ひとまず安心できたのは隣にルリカがいたことだ。生まれてからずっと一緒に過ごしてきた双子だけに、精神的な安心感がある。
体が少しダルいのは薬の副作用だろうか? 他は……大丈夫な気がする。魔力がかなり増えているみたいだけど、特に問題はなさそう。
「ルリカ、体は大丈夫? 動く?」
「う、うん、あ、あれっ、下半身に力が入らない……かも」
「そ、そう……。やっぱり、危ない薬だったのかもしれない。次からはもう断ろう。回復魔法を扱える人か回復ポーションをもらってくる」
コクっとうなずいたルリカを見て、私は部屋の扉に手をかけた。
「どうしたのリリカ?」
「それが開かないの。カギが閉まってるみたい」
「えっ、閉じ込められてるの……?」
すると、突然スピーカーから声が聞こえてくる。まるで私たちが起きたのを見ていたかのように。

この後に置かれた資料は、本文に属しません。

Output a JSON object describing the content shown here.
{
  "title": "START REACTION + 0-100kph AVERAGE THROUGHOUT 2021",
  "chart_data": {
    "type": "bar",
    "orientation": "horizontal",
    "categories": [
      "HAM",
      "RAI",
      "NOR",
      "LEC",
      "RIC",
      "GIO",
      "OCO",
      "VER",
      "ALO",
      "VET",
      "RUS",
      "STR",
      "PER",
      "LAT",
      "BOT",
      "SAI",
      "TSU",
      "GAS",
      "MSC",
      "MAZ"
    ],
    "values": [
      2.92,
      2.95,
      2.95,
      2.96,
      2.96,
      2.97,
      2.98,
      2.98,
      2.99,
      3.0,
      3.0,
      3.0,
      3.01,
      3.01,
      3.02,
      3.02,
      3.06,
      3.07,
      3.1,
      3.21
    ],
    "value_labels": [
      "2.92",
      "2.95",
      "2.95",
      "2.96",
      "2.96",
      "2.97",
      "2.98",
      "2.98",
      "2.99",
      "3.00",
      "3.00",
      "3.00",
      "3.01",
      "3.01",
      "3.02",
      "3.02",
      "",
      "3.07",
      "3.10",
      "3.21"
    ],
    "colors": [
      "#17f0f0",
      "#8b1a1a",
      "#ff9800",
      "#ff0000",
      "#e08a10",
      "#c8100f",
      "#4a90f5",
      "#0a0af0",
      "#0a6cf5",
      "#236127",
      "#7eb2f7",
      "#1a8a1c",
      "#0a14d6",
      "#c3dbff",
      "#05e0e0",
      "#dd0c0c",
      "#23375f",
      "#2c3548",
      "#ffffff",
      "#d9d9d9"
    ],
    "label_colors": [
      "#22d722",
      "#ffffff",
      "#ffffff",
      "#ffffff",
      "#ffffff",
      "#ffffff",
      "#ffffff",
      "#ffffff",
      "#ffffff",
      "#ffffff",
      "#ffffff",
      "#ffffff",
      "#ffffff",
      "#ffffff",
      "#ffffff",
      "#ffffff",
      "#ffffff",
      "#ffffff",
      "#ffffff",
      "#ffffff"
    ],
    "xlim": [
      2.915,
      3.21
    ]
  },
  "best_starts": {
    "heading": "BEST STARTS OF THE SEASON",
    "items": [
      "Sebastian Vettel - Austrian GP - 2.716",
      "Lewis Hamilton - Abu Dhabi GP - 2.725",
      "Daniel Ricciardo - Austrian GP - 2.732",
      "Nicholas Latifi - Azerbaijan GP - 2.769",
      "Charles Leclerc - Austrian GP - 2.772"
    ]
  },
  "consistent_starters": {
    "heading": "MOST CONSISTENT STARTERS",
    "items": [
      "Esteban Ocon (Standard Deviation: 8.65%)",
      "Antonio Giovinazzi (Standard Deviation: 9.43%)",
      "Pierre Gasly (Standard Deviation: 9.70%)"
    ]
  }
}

『あー、目覚めたようですね。検査の結果、君たちの身体から異常を発見しました。しばらくはこちらの監視下の元、投薬治療を進めさせてもらいますね』
「異常? どういうことですか?」
声に聞き覚えはない。おそらく学校の人ではない。
『詳しいことは説明できないのですが、一ヶ月程度の治療で問題なく完治するはずです。その間、この部屋から出ることはできませんが、欲しいものがあれば何でも言ってください。できる限り応えましょう』
監視されている。向こうからはこちらが見えているということに、何とも言えない気持ち悪さを感じる。
何を言ってもこの部屋からは出られないのだろう。
さっきから魔力を使用しようと試みているが集めようとした魔力が霧散してしまう。この部屋に対魔力結界が張られている。
今は言うことを聞くしかない。
「どのような異常なのでしょうか? 閉じ込めるということは感染を伴うものなのということでしょうか?」
『申し訳ないのですが、それも話すことはできません。しかしながら、早期発見できたためすぐに回復すると聞いています。ちゃんと薬を飲んで栄養をとってくださいね』
「……わかりました」
※※※
観察三日目
まだ不信感を抱いているようで、薬は飲んだふりをしている。しかしながら、食事と飲み物に混ぜこませている薬の効果で精神状態はかなり不安定になってきているようだ。
観察七日目
ふたり目が虚ろになっている。昨日から睡眠はほとんどとれていない。食事の量もかなり減ってきているが、ルリカが薬を飲むようになった。リリカが止める様子もない。時間の問題だろう。
観察十二日目
二人ともベッドから起き上がることができない。魔力を急激に増やしすぎたせいだろう。容態が安定するまでもう少し薬の量は減らすべきか。
観察十八日目
魔力量が上がってきているようだ。魔力だけをみればAランク魔法少女と変わらない。実験は成功している。
観察二十二日目
ルリカの様子がおかしい。当初から薬の相性が悪かったが、ここにきて急激に悪化している。ここ数日はベッドから起き上がれずに食事もとれていない。もう切り捨てるべきか。
観察二十八日目
ルリカが死んだ。遺体を回収しようと部屋に入るものの、リリカがなかなか遺体を離そうとしなかった。思考能力はかなり低下しているにも拘わらず驚かされる。
観察三十五日目
リリカの魔力量が歴代記録を更新した。これは魔女月野を超えるものだ。ようやくSランク魔法少女になった。御剣の能力を考えれば、更に上を目指さなければならない。ここから更に倍に、SSランク以上にしなければならない。